I say “potentially” because Ben Bernanke and his colleagues at the Federal Reserve have been striving manfully to avert such a monetary meltdown. Indeed, you could have predicted nearly every move the Fed has made over the past year, simply by assuming that it would do the opposite of what the Fed did during the Great Depression. It has done everything to prevent large-scale banking failure from taking the economy down. It has pumped liquidity into the financial system by cutting rates and targeting funds. It has risked its own credibility in doing so. It has arguably overstepped its statutory powers. It has been a wonderful exercise in the application of historical knowledge – just what one would have expected from a Fed chairman who did the lion's share of his academic work on the Great Depression.
Yet it is not immediately clear that the Fed – or for that matter the European Central Bank, which has been equally open-handed – has the capability entirely to offset this contraction. Friedman and Schwartz assumed that if the Fed had only been more enlightened between 1929 and 1933, the Depression could somehow have been avoided, or at least mitigated. We are now testing their theory that a central bank, if it is sufficiently expansionary, can avert a full-scale banking crisis. The test is not yet over. If, as seems inevitable, there is a recession in the United States, there will be corporate defaults. And when these corporate defaults increase, we will find out just what credit default swaps really are. Are they a wonderful, flexible insurance policy? Have they allowed risk to be allocated optimally as never before? Perhaps. But that is what they used to say about collateralised debt obligations, the key financial instruments used to turn “toxic waste” mortgages into “investment-grade” securities.
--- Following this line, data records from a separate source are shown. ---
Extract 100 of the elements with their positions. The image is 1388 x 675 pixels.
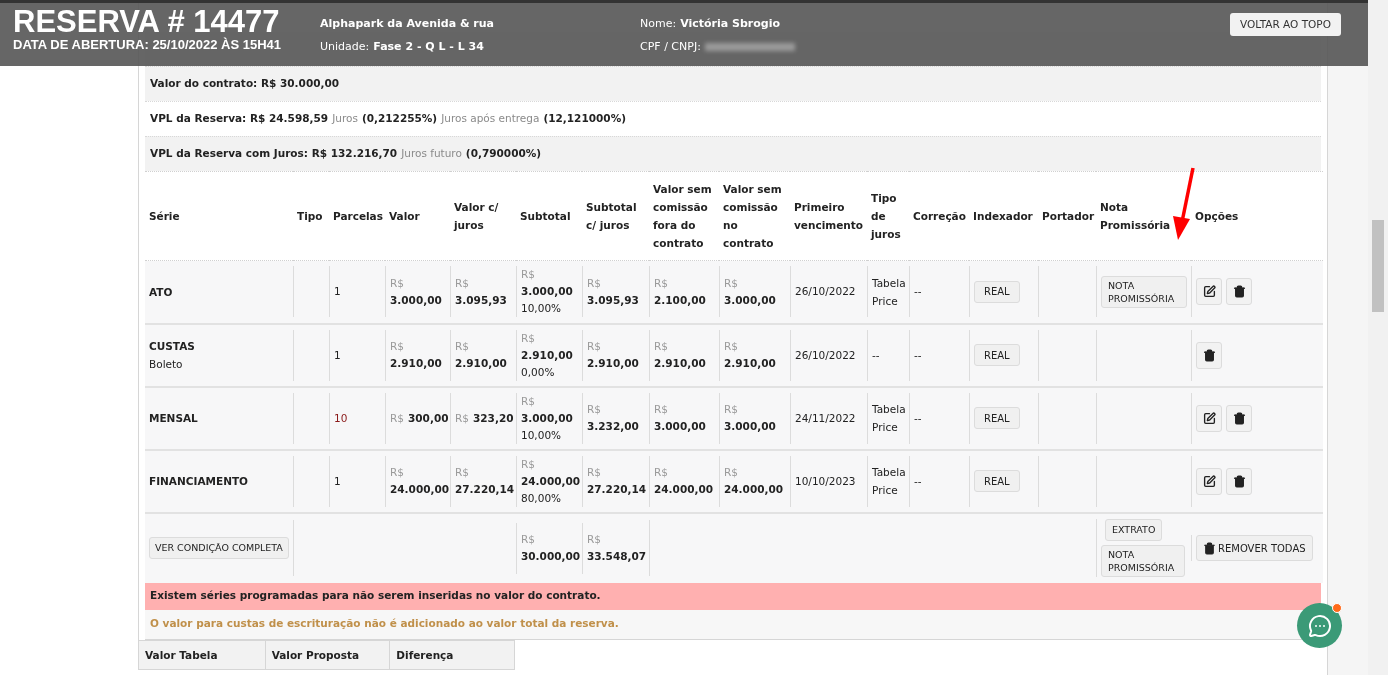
edit-icon <box>1202 411 1216 425</box>
amount: 3.000,00 <box>654 419 706 434</box>
column-header: Nota Promissória <box>1100 201 1171 231</box>
amount: 24.000,00 <box>724 482 784 497</box>
trash-icon <box>1203 541 1216 555</box>
info-note: O valor para custas de escrituração não é adicionado ao valor total da reserva. <box>150 616 619 632</box>
scrollbar[interactable] <box>1368 0 1388 675</box>
amount: 30.000,00 <box>521 549 581 564</box>
due-date: 10/10/2023 <box>795 473 857 489</box>
currency-label: R$ <box>654 339 668 354</box>
chat-icon <box>1307 613 1332 638</box>
currency-label: R$ <box>587 275 601 291</box>
back-to-top-button[interactable]: VOLTAR AO TOPO <box>1230 13 1341 36</box>
indexer-button[interactable]: REAL <box>974 280 1020 303</box>
currency-label: R$ <box>455 275 469 291</box>
interest-type: Tabela Price <box>872 402 905 435</box>
currency-label: R$ <box>587 465 601 480</box>
amount: 2.910,00 <box>521 347 573 363</box>
promissory-note-button[interactable]: NOTA PROMISSÓRIA <box>1101 545 1185 577</box>
series-name: FINANCIAMENTO <box>149 474 250 489</box>
summary-value: VPL da Reserva: R$ 24.598,59 <box>150 111 329 127</box>
amount: 2.100,00 <box>654 292 706 308</box>
column-header: Diferença <box>396 648 454 661</box>
delete-button[interactable] <box>1226 467 1252 495</box>
column-header: Portador <box>1042 210 1095 222</box>
currency-label: R$ <box>587 339 601 354</box>
currency-label: R$ <box>654 402 668 417</box>
delete-button[interactable] <box>1196 341 1222 369</box>
full-condition-button[interactable]: VER CONDIÇÃO COMPLETA <box>149 537 289 559</box>
currency-label: R$ <box>724 465 738 480</box>
summary-value: (0,212255%) <box>361 111 438 127</box>
delete-button[interactable] <box>1226 404 1252 432</box>
amount: 24.000,00 <box>521 473 581 489</box>
currency-label: R$ <box>455 465 469 480</box>
currency-label: R$ <box>521 532 535 547</box>
currency-label: R$ <box>724 339 738 354</box>
amount: 3.232,00 <box>587 419 639 434</box>
indexer-button[interactable]: REAL <box>974 470 1020 492</box>
column-header: Subtotal c/ juros <box>586 201 637 231</box>
name-label: Nome: <box>640 16 677 32</box>
interest-type: -- <box>872 348 881 363</box>
amount: 3.000,00 <box>521 410 573 426</box>
reservation-title: RESERVA # 14477 <box>13 6 280 38</box>
currency-label: R$ <box>521 393 535 409</box>
amount: 24.000,00 <box>654 482 714 497</box>
statement-button[interactable]: EXTRATO <box>1105 519 1163 541</box>
currency-label: R$ <box>390 410 404 426</box>
due-date: 26/10/2022 <box>795 284 857 300</box>
trash-icon <box>1202 348 1216 362</box>
installments: 1 <box>334 284 342 300</box>
summary-label: Juros futuro <box>401 146 462 162</box>
project-name: Alphapark da Avenida & rua <box>320 16 494 32</box>
amount: 3.000,00 <box>390 292 442 308</box>
correction-value: -- <box>914 347 923 363</box>
interest-type: Tabela Price <box>872 465 905 498</box>
amount: 3.095,93 <box>455 292 507 308</box>
amount: 323,20 <box>473 410 514 426</box>
column-header: Valor Tabela <box>145 648 218 661</box>
column-header: Valor sem comissão fora do contrato <box>653 183 712 249</box>
summary-value: VPL da Reserva com Juros: R$ 132.216,70 <box>150 146 398 162</box>
series-type: Boleto <box>149 357 184 372</box>
edit-button[interactable] <box>1196 278 1222 306</box>
indexer-button[interactable]: REAL <box>974 407 1020 429</box>
amount: 2.910,00 <box>587 356 639 371</box>
currency-label: R$ <box>724 402 738 417</box>
column-header: Subtotal <box>520 210 571 222</box>
column-header: Valor sem comissão no contrato <box>723 183 782 249</box>
summary-value: (12,121000%) <box>543 111 626 127</box>
installments: 1 <box>334 473 342 489</box>
summary-label: Juros <box>332 111 358 127</box>
edit-button[interactable] <box>1196 404 1222 432</box>
column-header: Tipo de juros <box>871 192 901 240</box>
edit-button[interactable] <box>1196 467 1222 495</box>
currency-label: R$ <box>521 267 535 283</box>
amount: 2.910,00 <box>654 356 706 371</box>
indexer-button[interactable]: REAL <box>974 344 1020 366</box>
amount: 3.000,00 <box>521 284 573 300</box>
currency-label: R$ <box>521 330 535 346</box>
correction-value: -- <box>914 473 923 489</box>
percentage: 80,00% <box>521 490 562 506</box>
correction-value: -- <box>914 284 923 300</box>
promissory-note-button[interactable]: NOTA PROMISSÓRIA <box>1101 275 1187 308</box>
unit-value: Fase 2 - Q L - L 34 <box>373 38 484 55</box>
delete-button[interactable] <box>1226 278 1252 306</box>
interest-type: Tabela Price <box>872 275 905 309</box>
currency-label: R$ <box>724 275 738 291</box>
series-name: CUSTAS <box>149 339 196 354</box>
opening-date: DATA DE ABERTURA: 25/10/2022 ÀS 15H41 <box>13 38 282 52</box>
trash-icon <box>1232 285 1246 299</box>
column-header: Valor c/ juros <box>454 201 499 231</box>
summary-value: Valor do contrato: R$ 30.000,00 <box>150 76 340 92</box>
series-name: ATO <box>149 284 174 300</box>
remove-all-button[interactable]: REMOVER TODAS <box>1196 535 1313 561</box>
amount: 3.095,93 <box>587 292 639 308</box>
unit-label: Unidade: <box>320 38 370 55</box>
currency-label: R$ <box>390 339 404 354</box>
amount: 2.910,00 <box>455 356 507 371</box>
correction-value: -- <box>914 410 923 426</box>
amount: 27.220,14 <box>455 482 515 497</box>
summary-value: (0,790000%) <box>465 146 542 162</box>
During the Depression – notably in 1931 – the Fed tightened monetary policy to avoid a drain on its reserves following the devaluation of sterling. This time around, we can be confident that Bernanke will tighten only if there is a clear domestic inflationary threat. He has been – and seems certain to remain – more or less indifferent to the exchange rate of the dollar per se. That is one reason why one of the consequences of Fed policy has been a significant depreciation of the dollar in terms of other currencies around the world.
This has its benefits for the United States. Increased net exports are the principal reason why the most recent GDP growth statistics are still in positive territory. However, what makes the weakening of the dollar doubly significant is that it has coincided with a time of real tightness in nearly all commodity markets.